Putting the band back together has forever been the thing to do for aging musicians, from the Monkees to Pavement and beyond. Who could resist the allure of a few big paychecks and the chance to recapture one’s former glory? Jack White, apparently. Speaking to the NME, the former White Stripes singer said he can’t ever see a time when he’ll get back together with sister/wife Meg for a revival of their revivalist rock group. “I would probably say absolutely not. Absolutely no chance. I couldn’t see any reason to ever do that,” he said. “I’m not the kind of person that would retire from baseball and come out of retirement the next year. I mean, if we went to all the trouble of telling people we’re done, we meant it you know?”
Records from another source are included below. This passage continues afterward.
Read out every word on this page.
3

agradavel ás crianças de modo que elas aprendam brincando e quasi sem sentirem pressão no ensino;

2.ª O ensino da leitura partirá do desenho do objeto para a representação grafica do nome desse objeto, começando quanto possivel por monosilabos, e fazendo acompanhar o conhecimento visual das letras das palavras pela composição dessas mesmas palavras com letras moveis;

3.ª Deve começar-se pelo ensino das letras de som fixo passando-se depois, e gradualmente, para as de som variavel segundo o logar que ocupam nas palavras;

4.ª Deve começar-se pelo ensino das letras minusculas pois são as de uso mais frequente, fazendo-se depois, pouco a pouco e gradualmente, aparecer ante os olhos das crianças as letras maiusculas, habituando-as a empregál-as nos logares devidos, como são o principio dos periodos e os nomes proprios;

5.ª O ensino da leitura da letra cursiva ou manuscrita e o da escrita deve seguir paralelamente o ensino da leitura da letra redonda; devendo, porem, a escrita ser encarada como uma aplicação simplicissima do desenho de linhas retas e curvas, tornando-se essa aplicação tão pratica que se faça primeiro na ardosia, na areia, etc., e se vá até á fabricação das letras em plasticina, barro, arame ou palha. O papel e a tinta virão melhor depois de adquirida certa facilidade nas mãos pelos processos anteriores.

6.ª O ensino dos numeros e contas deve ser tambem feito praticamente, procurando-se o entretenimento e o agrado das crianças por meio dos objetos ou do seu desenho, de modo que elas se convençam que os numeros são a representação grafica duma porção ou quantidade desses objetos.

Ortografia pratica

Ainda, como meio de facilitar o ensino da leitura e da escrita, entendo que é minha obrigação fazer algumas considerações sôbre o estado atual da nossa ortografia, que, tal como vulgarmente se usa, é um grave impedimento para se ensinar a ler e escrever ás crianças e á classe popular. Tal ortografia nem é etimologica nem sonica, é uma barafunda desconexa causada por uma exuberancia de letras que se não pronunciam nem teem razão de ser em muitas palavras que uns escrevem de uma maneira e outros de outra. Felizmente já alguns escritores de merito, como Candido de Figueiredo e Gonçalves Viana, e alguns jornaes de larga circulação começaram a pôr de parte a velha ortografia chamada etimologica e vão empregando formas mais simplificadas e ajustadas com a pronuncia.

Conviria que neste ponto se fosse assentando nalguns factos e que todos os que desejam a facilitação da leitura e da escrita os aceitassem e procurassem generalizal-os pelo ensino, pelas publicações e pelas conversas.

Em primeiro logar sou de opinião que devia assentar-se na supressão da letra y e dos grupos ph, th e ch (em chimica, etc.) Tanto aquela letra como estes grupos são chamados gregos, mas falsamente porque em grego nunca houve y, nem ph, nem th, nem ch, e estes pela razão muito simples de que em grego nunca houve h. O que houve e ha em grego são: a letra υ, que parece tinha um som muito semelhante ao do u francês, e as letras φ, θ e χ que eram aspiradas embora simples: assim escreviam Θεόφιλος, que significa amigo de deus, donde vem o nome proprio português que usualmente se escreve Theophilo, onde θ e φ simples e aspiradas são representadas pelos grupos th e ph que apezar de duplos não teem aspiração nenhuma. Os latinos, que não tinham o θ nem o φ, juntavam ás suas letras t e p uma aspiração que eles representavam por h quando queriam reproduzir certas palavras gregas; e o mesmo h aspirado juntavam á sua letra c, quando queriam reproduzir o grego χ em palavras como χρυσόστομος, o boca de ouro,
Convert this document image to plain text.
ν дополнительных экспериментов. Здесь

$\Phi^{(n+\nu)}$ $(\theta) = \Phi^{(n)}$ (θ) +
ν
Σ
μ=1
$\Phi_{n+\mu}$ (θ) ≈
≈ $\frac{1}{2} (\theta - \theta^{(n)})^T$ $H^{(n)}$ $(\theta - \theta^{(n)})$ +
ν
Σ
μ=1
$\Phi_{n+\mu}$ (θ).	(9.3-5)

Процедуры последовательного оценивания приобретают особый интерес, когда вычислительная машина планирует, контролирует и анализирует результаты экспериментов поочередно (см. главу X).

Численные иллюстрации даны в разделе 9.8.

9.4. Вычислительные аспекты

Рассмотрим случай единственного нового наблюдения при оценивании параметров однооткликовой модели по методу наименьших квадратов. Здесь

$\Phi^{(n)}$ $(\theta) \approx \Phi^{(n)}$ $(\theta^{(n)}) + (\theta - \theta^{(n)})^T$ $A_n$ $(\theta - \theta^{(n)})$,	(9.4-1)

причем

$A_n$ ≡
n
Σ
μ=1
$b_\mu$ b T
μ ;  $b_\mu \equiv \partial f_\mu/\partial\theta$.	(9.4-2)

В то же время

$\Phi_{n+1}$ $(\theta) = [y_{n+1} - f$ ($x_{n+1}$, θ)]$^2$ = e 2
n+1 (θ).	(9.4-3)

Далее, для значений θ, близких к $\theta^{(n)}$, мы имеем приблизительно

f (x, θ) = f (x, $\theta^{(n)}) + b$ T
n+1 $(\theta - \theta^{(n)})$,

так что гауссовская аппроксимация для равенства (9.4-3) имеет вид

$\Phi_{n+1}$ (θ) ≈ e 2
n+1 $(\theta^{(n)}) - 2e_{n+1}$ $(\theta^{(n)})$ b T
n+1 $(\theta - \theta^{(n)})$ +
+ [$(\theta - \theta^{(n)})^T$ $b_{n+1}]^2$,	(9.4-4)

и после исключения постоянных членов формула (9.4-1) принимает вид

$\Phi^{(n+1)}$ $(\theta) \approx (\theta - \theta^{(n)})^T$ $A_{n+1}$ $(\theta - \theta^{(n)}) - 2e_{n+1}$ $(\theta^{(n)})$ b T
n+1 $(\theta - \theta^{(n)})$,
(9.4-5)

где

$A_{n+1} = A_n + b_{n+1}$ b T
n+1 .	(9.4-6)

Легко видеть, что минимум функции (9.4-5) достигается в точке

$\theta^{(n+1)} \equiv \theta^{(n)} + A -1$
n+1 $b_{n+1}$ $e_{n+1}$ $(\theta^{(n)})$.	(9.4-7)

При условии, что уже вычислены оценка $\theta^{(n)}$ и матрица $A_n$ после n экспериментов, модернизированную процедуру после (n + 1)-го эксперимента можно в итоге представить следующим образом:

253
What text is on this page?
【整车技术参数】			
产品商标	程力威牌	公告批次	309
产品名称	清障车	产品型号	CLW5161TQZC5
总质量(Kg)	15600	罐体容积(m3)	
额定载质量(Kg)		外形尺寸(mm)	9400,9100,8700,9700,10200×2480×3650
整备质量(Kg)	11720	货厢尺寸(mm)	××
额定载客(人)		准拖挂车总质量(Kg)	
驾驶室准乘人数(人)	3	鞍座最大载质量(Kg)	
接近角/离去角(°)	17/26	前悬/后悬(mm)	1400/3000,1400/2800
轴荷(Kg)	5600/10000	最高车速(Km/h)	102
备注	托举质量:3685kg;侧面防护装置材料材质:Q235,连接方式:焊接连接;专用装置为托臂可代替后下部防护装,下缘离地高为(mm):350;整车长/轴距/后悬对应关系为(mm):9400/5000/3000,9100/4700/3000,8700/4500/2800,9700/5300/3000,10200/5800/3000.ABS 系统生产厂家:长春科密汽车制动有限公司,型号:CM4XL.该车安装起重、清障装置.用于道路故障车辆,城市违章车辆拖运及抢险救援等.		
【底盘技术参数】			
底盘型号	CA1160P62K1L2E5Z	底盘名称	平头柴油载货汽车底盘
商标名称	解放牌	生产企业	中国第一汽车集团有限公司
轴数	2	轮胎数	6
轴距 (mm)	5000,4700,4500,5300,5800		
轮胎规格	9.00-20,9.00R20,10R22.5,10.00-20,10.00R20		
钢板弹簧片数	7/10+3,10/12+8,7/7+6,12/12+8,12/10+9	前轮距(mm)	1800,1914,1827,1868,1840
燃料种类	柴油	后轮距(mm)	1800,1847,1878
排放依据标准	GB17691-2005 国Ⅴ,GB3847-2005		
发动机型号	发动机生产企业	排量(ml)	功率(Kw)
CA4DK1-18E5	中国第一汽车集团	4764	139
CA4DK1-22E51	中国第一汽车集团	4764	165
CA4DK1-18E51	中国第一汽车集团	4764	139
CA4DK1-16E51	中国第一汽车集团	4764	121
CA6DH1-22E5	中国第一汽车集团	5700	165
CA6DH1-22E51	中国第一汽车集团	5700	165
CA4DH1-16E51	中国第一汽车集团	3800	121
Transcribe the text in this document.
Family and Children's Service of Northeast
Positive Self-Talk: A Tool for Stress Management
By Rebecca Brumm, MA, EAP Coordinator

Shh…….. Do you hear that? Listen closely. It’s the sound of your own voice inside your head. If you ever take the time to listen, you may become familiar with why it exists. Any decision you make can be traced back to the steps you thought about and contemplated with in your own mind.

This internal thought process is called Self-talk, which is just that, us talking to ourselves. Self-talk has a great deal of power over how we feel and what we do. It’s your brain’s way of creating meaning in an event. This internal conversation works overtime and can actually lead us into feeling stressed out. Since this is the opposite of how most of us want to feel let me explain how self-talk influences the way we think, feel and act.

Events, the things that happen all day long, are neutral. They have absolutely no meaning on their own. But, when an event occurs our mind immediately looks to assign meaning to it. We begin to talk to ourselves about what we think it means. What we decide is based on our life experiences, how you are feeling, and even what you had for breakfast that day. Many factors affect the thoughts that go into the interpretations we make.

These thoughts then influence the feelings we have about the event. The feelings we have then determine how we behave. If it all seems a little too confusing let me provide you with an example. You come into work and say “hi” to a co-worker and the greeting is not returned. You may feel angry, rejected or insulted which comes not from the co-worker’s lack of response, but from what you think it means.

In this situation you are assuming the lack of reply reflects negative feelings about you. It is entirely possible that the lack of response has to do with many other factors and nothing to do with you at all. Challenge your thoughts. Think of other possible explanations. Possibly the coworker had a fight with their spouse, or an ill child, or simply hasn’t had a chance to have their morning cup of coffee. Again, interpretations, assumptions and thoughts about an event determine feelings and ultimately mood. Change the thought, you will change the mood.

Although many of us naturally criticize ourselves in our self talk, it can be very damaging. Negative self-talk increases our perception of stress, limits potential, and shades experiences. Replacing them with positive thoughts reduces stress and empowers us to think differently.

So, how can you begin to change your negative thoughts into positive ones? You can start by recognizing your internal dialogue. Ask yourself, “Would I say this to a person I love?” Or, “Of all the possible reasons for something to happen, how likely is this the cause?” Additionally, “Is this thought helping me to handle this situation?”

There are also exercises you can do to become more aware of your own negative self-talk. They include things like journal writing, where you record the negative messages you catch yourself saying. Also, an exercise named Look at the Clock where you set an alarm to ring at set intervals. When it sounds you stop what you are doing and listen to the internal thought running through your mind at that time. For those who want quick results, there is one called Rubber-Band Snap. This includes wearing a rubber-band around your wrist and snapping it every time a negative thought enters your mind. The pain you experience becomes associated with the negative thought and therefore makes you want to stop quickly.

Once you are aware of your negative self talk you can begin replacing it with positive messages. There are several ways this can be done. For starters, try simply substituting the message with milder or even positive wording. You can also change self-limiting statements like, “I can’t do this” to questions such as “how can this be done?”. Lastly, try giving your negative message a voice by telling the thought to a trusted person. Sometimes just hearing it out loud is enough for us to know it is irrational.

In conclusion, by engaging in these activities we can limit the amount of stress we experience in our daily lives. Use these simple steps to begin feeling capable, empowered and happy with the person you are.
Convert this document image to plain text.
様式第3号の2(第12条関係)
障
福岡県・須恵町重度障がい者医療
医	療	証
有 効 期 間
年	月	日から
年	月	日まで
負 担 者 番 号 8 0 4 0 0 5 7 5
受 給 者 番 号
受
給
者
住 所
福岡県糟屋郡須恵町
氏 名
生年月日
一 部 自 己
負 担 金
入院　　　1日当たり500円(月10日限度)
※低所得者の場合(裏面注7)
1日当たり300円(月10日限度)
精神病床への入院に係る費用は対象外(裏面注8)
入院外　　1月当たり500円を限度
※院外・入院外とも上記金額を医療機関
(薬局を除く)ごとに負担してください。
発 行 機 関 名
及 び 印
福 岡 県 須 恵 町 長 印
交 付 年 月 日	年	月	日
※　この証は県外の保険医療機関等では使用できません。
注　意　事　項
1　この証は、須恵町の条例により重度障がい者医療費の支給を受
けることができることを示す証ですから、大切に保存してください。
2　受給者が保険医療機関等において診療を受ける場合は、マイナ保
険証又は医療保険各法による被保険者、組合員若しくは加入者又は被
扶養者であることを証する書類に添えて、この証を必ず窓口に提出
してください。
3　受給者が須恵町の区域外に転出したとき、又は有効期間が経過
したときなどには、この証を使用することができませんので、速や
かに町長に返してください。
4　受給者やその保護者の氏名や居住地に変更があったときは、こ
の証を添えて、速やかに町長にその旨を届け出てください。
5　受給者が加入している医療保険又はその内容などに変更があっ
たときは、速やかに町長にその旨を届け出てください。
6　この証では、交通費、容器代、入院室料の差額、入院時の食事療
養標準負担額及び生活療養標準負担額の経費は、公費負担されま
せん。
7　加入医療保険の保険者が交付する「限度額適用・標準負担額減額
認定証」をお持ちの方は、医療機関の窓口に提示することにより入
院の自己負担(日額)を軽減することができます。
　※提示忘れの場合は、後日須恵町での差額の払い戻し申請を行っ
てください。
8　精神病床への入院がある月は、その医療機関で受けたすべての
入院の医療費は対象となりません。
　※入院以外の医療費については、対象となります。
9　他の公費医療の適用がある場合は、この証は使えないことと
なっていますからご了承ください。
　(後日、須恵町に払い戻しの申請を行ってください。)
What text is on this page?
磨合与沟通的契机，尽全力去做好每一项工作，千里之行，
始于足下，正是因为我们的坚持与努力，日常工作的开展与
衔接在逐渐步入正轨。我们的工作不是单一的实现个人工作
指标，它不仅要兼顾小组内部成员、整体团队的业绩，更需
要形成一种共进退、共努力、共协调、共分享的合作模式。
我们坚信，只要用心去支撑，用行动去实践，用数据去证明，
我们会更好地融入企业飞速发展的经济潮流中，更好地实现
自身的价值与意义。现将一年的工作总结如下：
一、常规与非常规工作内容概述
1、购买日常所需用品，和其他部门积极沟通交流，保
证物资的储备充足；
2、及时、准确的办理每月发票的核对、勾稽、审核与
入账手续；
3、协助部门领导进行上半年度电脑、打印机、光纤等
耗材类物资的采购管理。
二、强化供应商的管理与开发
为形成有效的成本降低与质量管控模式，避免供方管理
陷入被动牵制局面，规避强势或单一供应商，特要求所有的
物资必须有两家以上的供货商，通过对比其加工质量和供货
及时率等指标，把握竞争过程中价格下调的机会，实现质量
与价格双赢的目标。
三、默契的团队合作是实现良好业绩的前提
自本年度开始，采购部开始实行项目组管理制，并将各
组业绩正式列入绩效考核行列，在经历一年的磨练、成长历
“If we were forced to change our mind about that, I can only imagine the reason being if we went bankrupt or really needed the cash, which would be a really sad thing,” he went on. “I would probably be issuing an apology along with the announcement of the show dates.” It’s pretty sad to imagine that memo being written, but hell, the band only broke up last year. There’s plenty of time left for an obsessed fan to concoct a Ponzi scheme with which to defraud White out of all of his hard-earned money, thus creating the need for a reunion tour. Or maybe he’ll end up blowing the money himself on colored vinyl to press at his Third Man Records outfit, because why stick with black when you could have the rainbow?
White has a new solo album called Blunderbuss coming out on April 24, if you hadn’t heard, which is what’s taking up most of his time. If he’s got more rippers like “Sixteen Saltines” stuck in his craw then we probably won’t ever need a White Stripes reunion, especially since White hasn’t been shy about playing his old band’s songs at his new gigs.